— Знаю, — говорит она многозначительно, — ты права. Но мы можем что-то изменить, помочь этим девочкам. Защитить Грейс. Пожалуйста, Алекса, ты мне нужна.
Молчание.
— Ты до черта эгоистична, — говорю я, давая слабину.
Выражение на лице Эллы подавленное, и это рвет мне сердце.
«Господи, ну ты и вляпалась. Что нам делать?» — спрашивает Стая, почуяв мое настроение.

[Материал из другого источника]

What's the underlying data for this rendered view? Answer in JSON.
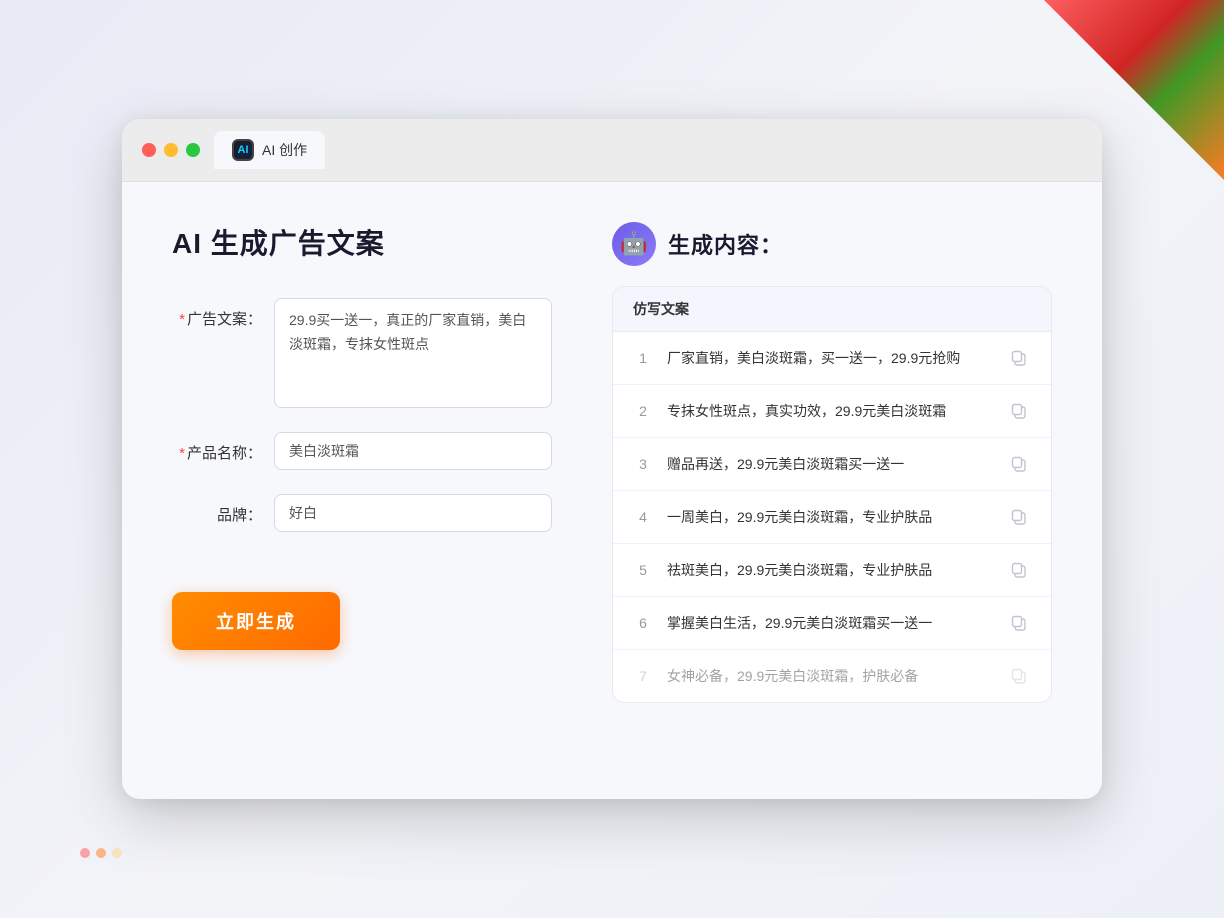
{
  "browser": {
    "tab_label": "AI 创作",
    "tab_icon_text": "AI"
  },
  "page": {
    "title": "AI 生成广告文案",
    "result_section_title": "生成内容："
  },
  "form": {
    "ad_copy_label": "广告文案：",
    "ad_copy_required": "*",
    "ad_copy_value": "29.9买一送一，真正的厂家直销，美白淡斑霜，专抹女性斑点",
    "product_name_label": "产品名称：",
    "product_name_required": "*",
    "product_name_value": "美白淡斑霜",
    "brand_label": "品牌：",
    "brand_value": "好白",
    "generate_btn_label": "立即生成"
  },
  "results": {
    "table_header": "仿写文案",
    "items": [
      {
        "num": 1,
        "text": "厂家直销，美白淡斑霜，买一送一，29.9元抢购",
        "faded": false
      },
      {
        "num": 2,
        "text": "专抹女性斑点，真实功效，29.9元美白淡斑霜",
        "faded": false
      },
      {
        "num": 3,
        "text": "赠品再送，29.9元美白淡斑霜买一送一",
        "faded": false
      },
      {
        "num": 4,
        "text": "一周美白，29.9元美白淡斑霜，专业护肤品",
        "faded": false
      },
      {
        "num": 5,
        "text": "祛斑美白，29.9元美白淡斑霜，专业护肤品",
        "faded": false
      },
      {
        "num": 6,
        "text": "掌握美白生活，29.9元美白淡斑霜买一送一",
        "faded": false
      },
      {
        "num": 7,
        "text": "女神必备，29.9元美白淡斑霜，护肤必备",
        "faded": true
      }
    ]
  }
}
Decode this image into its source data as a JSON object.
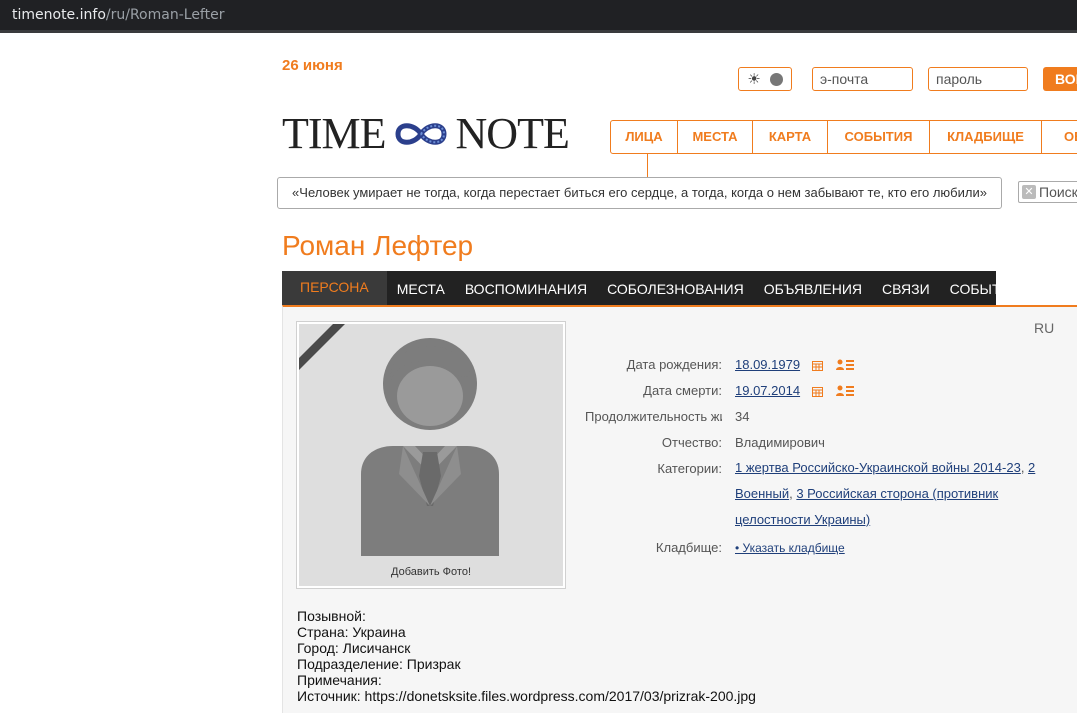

Меня на мгновение охватывает радость от того, что у меня в жизни есть любимое дело, фотография. Я знаю, что она помогает мне оставаться честной. Сосредоточенной. Здравомыслящей. Как и Элла, я могла бы рисковать, компрометировать себя, чтобы унять свою боль. Я могла бы лгать, обманывать, насильно заставлять людей делать то, что я хочу. Но в отличие от Эллы я сделала все возможное, чтобы не стучаться в опасные двери, считая, будто сексуальность послужит на пользу моей алчности.
«Дыши, — говорит Онир, — ты слишком сильно себя накрутила».
Вся дрожа, я пытаюсь не судить Эллу, но у меня это плохо получается. Я отворачиваюсь. Я злюсь по одной простой причине: я чувствую себя беспомощной, Элла игнорирует меня, ее отказ слушать меня и думать не только о себе вызывает у меня обиду. Мне же хочется вернуть ее к прежней жизни. Во мне теплится надежда на то, что она станет использовать свое тело по-другому — не ожидая чьего-то разрешения — и найдет себе надежное место в мире.
Элла хватает с кровати щетку, вырывает один из пластмассовых зубьев.
— Ты должна знать и еще кое-что, — говорит она. Ее нога дергается, как пойманный заяц. — Некоторые девочки из того дома младше Грейс. Им, наверное, девять или десять.
Я вдруг представляю Пой-Пой. В голубых шортиках с кружевной отделкой. С голыми ногами, покрытыми гусиной кожей от холода.
«Я не глупая, и не называй меня Бритни».
У меня кружится голова. Во рту появляется металлический привкус. Надо было предвидеть, что это случится, думаю я. Это я глупая, а не она.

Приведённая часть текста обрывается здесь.